Dès les premières pages, on découvre comment l’histoire la plus enfouie – histoire individuelle et grande histoire confondues – revient en boomerang via les migrants africains. Comment gérer l’héritage ?
Je crois que l’héritage du passé ne peut se gérer qu’en affrontant ses conséquences, c’est-à-dire le présent et l’avenir. Et je ne vois pas comment le faire sinon en repartant du fondement, c’est-à-dire de la déclaration des Droits de l’Homme. Le droit à la mobilité, par exemple. Aujourd’hui encore, c’est des pays africains que provient la majeure partie des ressources qui font la richesse de l’Europe, et pourtant leurs habitants sont toujours ceux dont les droits au voyage sont les plus limités : d’après le Global Passport Power Ranking, les passeports africains ne permettent pas de se déplacer en toute liberté dans les autres pays. L’Afrique est aujourd’hui encore le continent qui est dépouillé de la façon la plus agressive de ses si riches matières premières, emportées ailleurs où d’autres peuvent en bénéficier, mais cette mobilité sûre et légale que nous, Européens, considérons comme un dû, est interdite à ses habitants.
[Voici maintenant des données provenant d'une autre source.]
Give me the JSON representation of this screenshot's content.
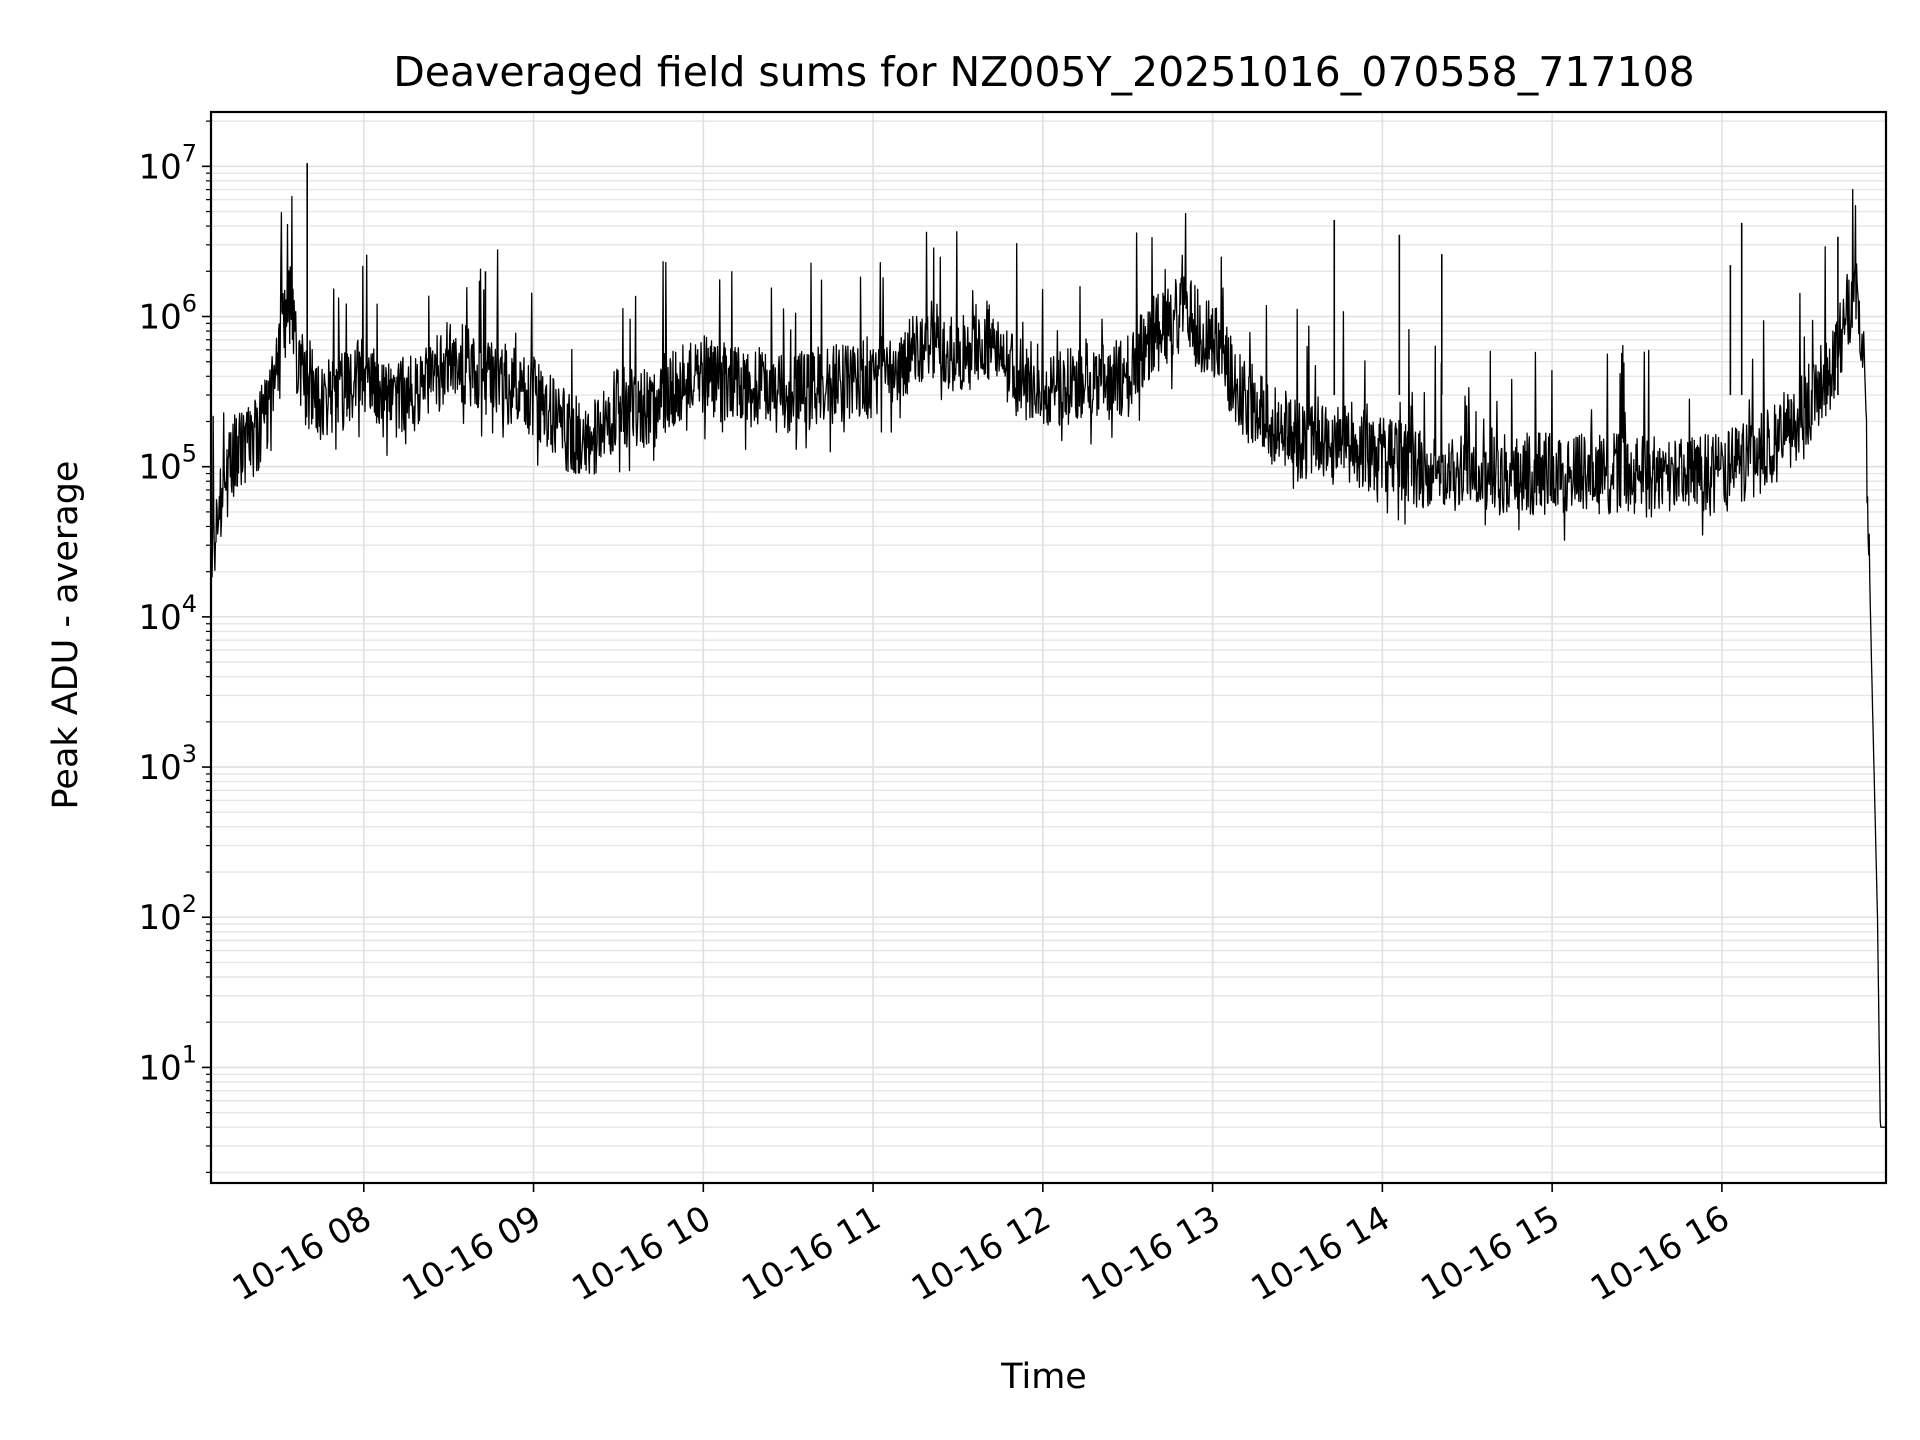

À ce jour, la planète est donc bien divisée entre citoyens de première classe, c’est-à-dire les détenteurs des passeports privilégiés que nous croisons dans les aéroports du monde entier avec leurs visas touristiques ou de travail garantis et pour lesquels chercher une offre d’emploi ou de loisir en dehors de leur propre pays est un droit inaliénable; et ceux de deuxième classe qui, pour chercher une vie meilleure, doivent risquer la mort en traversant des déserts et en affrontant la mer sur des embarcations de fortune parce qu’aucune forme de voyage sûr et légal ne leur est accessible. Personnellement, je partirais de là. Il n’y a rien de naturel dans le contraste entre la totale mobilité des biens de consommation et le rigide apartheid sur la mobilité imposé aux êtres humains. Cet état de choses est une construction historique, que l’on peut donc, et même que l’on doit remettre en question

Vu l’histoire chaotique de l’Italie fasciste, du fantasme colonial à la république fantoche de Salo en passant par la défaite de 1943, ceux qui ont été d’une manière ou d’une autre impliqués dans cette aventure avaient-ils d’autre solution que de s’arranger avec leur conscience ?
Après la guerre, l’Italie n’a pas eu l’équivalent du procès de Nuremberg que les Alliés ont imposé aux hauts responsables nazis. Et ce pour des raisons disons évidentes – ce sont les Allemands qui ont inventé Auschwitz – et moins évidentes – le statut ambivalent de l’Italie à la fin de la guerre qui, à la différence de l’Allemagne, n’a pas été traitée en ennemi vaincu mais bien en cobelligérant dans les deux dernières années de conflit, ainsi qu’en victime de la terrible occupation nazie. Ce statut mixte et confus a des points communs avec le traitement d’après-guerre du régime de Vichy en France. C’est sur ceux qui ont collaboré avec les nazis qu’est retombée la faute historique, la responsabilité d’avoir été vaincu, et du mauvais côté de l’Histoire et du conflit mondial ; de sorte que fut épargnée au reste du pays une sérieuse, profonde et rigoureuse analyse de sa propre complicité avec les nazis et les fascistes. Dans les deux cas, la présence de la Résistance a sauvé, si l’on peut dire, l’honneur national, mais derrière l’héroïsme de cette minorité se sont cachés aussi tant de personnes et de comportements collectifs majoritaires bien loin d’être d’héroïques. L’Italie républicaine s’est appuyée sur la Résistance en tant que mythe créateur, ses héros célébrés à juste titre comme des pères fondateurs, mais on a passé sous silence pendant très longtemps le fait que la plupart des Italiens soutenaient Mussolini, encore peu de temps avant.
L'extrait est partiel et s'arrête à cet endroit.